Like every other graduate of California’s public schools, I learned about the Spanish missions in fourth grade by building a model out of cardboard and sugar cubes. But unlike most of my classmates I kept an interest in the subject after my voice changed, and went on to discover a lot of things that my teachers never mentioned. Did you know, for instance, that the soon-to-be-saintly Father Serra was in fact a notorious flagellant who liked to preach the gospel stripped to the waist, scourging himself with chains and burning his flesh with hot candle wax? Or that each of those quaint little mission cemeteries is actually a mass grave, packed with the bones of thousands of natives? No wonder the 4th grade lesson plan focused on arts and crafts.
Over the years I’ve managed to visit most of the 21 mission sites, and last weekend I cut another notch in my traveling stick, touring the long-shuttered Mission San Miguel Arcangel, just north of Paso Robles. Nearly destroyed by earthquakes, it has been closed to the public since the San Simeon quake of 2003, and only recently reopened. While most of the complex is still a private retreat for Franciscan monks, visitors can once again enter the main church and tour the adjoining wing of the quadrangle, which dates back to 1816.
Several things about Mission San Miguel are striking, and combine to make it well worth a visit. First, the location – surrounded by rolling oak hills, its pastoral setting has changed very little since its founding in 1797. Unlike other sites in more populated areas, this one is in the middle of nowhere, and it doesn’t take much Photoshop work to visualize it as it must have looked 200 years ago. Second, and also thanks to its remote location, there hasn’t been much demand for its real estate, so it remains surrounded by a good portion of the original mission grounds. Third, the place has never seen much renovation or updating, and remains more-or-less true to its original form. Despite two centuries of fire and earthquakes you are still looking at original structures, not reproductions, and it’s a rare opportunity to view original architecture and artwork. The elaborately painted interior of the mission church, in bold murals and colorful geometrics that seem at once neoclassical and neolithic, offers one of the finest surviving examples of this kind of decorative art, credited to the Catalan artist/ranchero Esteban Munras and “Salinan native American artists.”

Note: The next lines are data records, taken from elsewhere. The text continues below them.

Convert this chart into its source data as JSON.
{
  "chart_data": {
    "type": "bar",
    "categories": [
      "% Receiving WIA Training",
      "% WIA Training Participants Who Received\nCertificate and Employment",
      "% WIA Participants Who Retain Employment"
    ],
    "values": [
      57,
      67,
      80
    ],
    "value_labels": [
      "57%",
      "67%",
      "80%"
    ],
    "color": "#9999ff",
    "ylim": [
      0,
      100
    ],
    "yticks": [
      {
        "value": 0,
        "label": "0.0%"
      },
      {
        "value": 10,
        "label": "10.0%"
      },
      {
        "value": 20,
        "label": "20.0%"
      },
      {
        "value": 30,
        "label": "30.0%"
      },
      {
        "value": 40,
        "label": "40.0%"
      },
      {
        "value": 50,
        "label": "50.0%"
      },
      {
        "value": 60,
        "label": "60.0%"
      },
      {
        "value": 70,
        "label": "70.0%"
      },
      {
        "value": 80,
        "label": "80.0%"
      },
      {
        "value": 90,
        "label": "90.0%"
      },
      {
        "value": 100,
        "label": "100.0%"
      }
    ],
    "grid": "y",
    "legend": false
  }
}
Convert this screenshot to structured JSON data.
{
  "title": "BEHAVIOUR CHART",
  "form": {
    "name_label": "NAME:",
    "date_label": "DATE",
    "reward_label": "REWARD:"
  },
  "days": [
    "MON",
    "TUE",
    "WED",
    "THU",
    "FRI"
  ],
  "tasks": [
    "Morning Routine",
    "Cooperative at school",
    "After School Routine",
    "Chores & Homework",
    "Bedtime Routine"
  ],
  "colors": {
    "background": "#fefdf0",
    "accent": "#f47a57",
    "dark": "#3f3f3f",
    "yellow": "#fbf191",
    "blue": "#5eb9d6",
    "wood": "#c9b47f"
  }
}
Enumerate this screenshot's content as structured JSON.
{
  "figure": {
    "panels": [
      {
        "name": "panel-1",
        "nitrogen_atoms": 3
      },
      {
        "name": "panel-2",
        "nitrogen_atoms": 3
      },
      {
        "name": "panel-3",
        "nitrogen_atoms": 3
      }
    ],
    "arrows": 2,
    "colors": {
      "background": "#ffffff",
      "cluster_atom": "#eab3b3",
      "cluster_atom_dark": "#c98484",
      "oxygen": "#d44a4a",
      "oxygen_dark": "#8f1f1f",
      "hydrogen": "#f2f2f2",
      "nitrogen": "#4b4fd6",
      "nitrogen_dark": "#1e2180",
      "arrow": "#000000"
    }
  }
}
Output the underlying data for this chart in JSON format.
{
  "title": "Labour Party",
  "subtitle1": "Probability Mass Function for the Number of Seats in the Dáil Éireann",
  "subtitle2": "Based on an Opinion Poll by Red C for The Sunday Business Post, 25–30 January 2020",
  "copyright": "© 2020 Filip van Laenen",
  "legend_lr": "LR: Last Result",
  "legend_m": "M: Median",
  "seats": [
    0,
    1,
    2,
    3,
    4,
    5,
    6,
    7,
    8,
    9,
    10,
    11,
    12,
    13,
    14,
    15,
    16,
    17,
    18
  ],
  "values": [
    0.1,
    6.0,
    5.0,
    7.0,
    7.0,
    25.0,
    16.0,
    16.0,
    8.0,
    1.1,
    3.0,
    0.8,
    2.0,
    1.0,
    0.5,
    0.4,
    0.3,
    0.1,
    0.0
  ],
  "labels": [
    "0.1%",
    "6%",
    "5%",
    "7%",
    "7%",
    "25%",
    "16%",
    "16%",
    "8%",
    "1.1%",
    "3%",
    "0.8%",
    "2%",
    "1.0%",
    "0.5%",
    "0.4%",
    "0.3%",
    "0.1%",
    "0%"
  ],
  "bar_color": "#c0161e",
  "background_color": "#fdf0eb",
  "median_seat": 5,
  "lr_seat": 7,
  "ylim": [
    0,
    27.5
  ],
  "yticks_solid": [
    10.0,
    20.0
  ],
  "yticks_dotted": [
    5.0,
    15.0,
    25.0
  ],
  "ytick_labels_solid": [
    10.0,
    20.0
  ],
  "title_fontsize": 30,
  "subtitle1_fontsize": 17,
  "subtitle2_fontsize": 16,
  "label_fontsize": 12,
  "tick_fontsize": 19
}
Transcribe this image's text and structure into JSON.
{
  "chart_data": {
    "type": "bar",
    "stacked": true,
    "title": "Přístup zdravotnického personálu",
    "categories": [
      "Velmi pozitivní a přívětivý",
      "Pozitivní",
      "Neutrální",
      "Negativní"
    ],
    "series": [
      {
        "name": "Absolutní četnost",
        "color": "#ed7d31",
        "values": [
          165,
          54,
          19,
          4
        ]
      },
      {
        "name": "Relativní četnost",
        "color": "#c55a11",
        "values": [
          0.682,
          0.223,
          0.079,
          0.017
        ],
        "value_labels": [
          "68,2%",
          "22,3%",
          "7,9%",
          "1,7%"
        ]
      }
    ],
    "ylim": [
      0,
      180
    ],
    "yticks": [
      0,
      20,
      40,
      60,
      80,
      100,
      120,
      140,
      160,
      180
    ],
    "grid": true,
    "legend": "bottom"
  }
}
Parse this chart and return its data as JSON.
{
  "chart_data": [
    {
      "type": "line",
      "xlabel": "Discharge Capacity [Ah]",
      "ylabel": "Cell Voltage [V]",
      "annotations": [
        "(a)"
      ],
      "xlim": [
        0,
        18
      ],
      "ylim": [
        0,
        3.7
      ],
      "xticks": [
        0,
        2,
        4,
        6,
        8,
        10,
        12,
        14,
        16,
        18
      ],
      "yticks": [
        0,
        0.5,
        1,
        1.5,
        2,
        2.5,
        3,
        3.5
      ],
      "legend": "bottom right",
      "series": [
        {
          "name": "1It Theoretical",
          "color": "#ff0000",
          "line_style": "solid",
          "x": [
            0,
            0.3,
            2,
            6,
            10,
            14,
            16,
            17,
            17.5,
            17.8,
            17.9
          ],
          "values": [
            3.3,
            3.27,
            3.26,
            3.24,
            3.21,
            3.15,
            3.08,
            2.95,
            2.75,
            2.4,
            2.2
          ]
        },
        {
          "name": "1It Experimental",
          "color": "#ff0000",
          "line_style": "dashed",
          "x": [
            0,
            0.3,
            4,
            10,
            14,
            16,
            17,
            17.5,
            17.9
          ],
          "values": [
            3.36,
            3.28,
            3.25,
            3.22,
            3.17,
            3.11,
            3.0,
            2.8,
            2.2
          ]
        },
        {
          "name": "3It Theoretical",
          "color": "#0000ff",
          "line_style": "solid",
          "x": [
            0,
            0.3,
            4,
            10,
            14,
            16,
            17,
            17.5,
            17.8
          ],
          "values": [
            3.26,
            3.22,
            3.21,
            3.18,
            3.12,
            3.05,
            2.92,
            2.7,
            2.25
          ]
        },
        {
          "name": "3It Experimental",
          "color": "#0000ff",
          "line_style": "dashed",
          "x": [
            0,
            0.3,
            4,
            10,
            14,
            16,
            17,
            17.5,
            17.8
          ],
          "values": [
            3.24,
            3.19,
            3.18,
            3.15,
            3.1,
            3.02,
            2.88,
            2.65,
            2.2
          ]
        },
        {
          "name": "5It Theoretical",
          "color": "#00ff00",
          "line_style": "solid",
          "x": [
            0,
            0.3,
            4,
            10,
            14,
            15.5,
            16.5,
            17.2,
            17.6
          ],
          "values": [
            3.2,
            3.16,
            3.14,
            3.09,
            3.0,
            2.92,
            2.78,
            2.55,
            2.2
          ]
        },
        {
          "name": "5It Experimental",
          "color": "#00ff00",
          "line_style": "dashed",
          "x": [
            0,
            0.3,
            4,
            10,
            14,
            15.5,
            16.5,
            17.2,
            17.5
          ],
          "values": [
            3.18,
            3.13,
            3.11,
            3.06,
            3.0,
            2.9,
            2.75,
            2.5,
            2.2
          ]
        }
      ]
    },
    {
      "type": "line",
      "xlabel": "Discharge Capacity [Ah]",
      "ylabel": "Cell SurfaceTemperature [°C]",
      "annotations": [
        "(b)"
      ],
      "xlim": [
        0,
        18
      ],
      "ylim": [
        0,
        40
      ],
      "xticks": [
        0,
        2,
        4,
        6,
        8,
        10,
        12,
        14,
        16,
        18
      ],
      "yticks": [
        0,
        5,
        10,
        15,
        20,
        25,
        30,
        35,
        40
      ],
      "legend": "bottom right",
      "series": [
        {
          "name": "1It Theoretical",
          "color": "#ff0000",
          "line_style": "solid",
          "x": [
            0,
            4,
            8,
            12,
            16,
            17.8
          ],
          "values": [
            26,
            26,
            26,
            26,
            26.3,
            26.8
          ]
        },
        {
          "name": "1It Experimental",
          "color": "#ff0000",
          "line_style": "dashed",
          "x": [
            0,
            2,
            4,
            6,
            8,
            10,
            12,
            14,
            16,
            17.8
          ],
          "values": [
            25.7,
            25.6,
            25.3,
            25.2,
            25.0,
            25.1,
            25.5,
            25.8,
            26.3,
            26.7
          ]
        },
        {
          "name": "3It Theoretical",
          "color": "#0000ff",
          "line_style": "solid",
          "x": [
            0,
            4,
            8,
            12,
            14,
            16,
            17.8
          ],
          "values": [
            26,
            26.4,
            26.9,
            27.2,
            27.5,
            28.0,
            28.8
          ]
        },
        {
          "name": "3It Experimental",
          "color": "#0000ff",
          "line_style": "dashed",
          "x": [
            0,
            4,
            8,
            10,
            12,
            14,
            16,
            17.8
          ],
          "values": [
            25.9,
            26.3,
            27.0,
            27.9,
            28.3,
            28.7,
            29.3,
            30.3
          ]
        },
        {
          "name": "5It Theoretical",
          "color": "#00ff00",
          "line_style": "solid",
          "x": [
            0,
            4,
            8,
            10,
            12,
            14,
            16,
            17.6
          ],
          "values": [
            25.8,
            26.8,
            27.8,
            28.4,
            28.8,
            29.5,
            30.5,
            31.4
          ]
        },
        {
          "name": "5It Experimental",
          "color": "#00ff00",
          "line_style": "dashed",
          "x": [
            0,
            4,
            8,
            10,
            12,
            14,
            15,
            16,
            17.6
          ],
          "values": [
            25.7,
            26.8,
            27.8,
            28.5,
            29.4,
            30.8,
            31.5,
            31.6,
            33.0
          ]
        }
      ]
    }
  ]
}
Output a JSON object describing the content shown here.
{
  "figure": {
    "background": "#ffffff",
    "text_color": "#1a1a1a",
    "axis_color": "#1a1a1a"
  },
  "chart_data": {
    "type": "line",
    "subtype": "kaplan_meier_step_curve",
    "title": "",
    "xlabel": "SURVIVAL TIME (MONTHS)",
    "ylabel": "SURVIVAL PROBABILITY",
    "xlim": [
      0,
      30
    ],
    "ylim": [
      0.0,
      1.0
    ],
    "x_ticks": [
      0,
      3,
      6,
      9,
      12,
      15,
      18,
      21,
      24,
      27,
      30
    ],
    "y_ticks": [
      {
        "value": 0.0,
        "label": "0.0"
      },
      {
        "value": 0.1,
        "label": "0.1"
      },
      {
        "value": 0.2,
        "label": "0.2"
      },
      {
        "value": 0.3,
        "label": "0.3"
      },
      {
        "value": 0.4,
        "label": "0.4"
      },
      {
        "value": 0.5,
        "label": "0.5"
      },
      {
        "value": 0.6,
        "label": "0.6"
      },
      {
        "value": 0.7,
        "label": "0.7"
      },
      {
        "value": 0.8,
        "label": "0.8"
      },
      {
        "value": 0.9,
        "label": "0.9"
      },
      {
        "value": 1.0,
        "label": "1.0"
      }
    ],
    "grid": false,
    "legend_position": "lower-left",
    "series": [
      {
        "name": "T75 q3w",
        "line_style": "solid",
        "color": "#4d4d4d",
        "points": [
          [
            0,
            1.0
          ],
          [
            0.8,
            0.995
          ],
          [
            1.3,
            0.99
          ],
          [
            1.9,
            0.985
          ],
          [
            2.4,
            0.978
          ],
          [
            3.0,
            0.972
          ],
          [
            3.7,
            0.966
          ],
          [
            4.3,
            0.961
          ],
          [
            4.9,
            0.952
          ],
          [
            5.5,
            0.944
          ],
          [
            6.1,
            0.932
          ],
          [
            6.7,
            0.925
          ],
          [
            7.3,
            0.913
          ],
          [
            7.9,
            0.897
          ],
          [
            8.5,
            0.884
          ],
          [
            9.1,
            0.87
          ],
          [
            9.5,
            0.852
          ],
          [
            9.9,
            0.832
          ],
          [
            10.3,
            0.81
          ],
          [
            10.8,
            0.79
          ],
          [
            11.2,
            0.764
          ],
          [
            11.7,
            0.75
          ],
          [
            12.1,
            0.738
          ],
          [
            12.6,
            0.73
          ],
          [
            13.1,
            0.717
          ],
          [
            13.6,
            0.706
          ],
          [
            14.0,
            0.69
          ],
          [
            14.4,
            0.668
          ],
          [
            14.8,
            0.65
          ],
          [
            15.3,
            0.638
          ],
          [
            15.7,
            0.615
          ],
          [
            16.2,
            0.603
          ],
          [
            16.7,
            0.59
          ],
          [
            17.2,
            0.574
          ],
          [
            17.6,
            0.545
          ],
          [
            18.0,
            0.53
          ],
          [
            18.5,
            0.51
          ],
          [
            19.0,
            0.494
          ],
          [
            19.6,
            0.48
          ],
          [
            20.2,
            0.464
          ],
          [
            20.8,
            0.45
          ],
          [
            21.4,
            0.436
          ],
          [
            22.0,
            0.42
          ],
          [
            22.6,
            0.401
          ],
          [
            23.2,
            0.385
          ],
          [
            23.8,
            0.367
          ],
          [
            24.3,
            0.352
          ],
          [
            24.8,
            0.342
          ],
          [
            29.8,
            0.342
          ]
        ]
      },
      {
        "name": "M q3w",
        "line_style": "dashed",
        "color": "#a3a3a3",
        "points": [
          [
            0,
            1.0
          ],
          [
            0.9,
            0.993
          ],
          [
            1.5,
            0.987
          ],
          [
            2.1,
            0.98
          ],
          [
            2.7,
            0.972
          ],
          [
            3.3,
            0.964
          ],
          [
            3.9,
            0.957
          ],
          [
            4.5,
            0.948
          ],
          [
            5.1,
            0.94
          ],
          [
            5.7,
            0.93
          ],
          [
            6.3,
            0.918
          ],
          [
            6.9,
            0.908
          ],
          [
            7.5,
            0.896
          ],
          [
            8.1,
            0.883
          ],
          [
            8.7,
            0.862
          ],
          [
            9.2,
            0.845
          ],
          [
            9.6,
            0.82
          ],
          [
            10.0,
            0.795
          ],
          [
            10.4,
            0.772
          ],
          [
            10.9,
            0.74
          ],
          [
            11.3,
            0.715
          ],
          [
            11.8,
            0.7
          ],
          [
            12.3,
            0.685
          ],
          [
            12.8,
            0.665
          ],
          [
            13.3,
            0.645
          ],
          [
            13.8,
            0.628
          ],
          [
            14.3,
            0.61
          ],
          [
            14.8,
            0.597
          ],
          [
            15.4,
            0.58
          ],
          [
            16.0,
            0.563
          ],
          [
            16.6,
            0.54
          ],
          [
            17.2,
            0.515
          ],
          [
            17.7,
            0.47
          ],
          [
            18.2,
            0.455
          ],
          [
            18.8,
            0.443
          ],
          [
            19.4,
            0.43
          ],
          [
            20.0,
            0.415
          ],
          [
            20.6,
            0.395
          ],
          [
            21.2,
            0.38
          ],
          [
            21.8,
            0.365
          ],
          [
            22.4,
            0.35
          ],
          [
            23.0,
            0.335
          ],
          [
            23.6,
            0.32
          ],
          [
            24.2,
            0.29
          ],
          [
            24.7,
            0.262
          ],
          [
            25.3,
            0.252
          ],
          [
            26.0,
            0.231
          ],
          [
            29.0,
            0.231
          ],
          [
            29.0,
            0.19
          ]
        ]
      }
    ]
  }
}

Along with its obvious cultural, artistic, and architectural significance, Mission San Miguel has another historical claim to fame – it was the site of one of California’s earliest and grisliest mass murders. And I’m not talking about the 2,249 recorded Indian burials in the mission cemetery. In December of 1848, after the mission had been secularized and sold off to private interests, it was the home to the English sailor William Reed and his Californio family. Reed, who had recently returned from the gold fields after a profitable trip selling sheep to the miners, got a little too talky about his financial successes while entertaining a group of visiting gringos. They split his head open with an axe, took his gold, and proceeded to murder the entire family and staff. Mail courier James Beckwourth later discovered the hacked and partially burned bodies of eleven people in the old mission, including the Reeds’ unborn child. The proto-Mansons were tracked down by a posse of local rancheros and executed.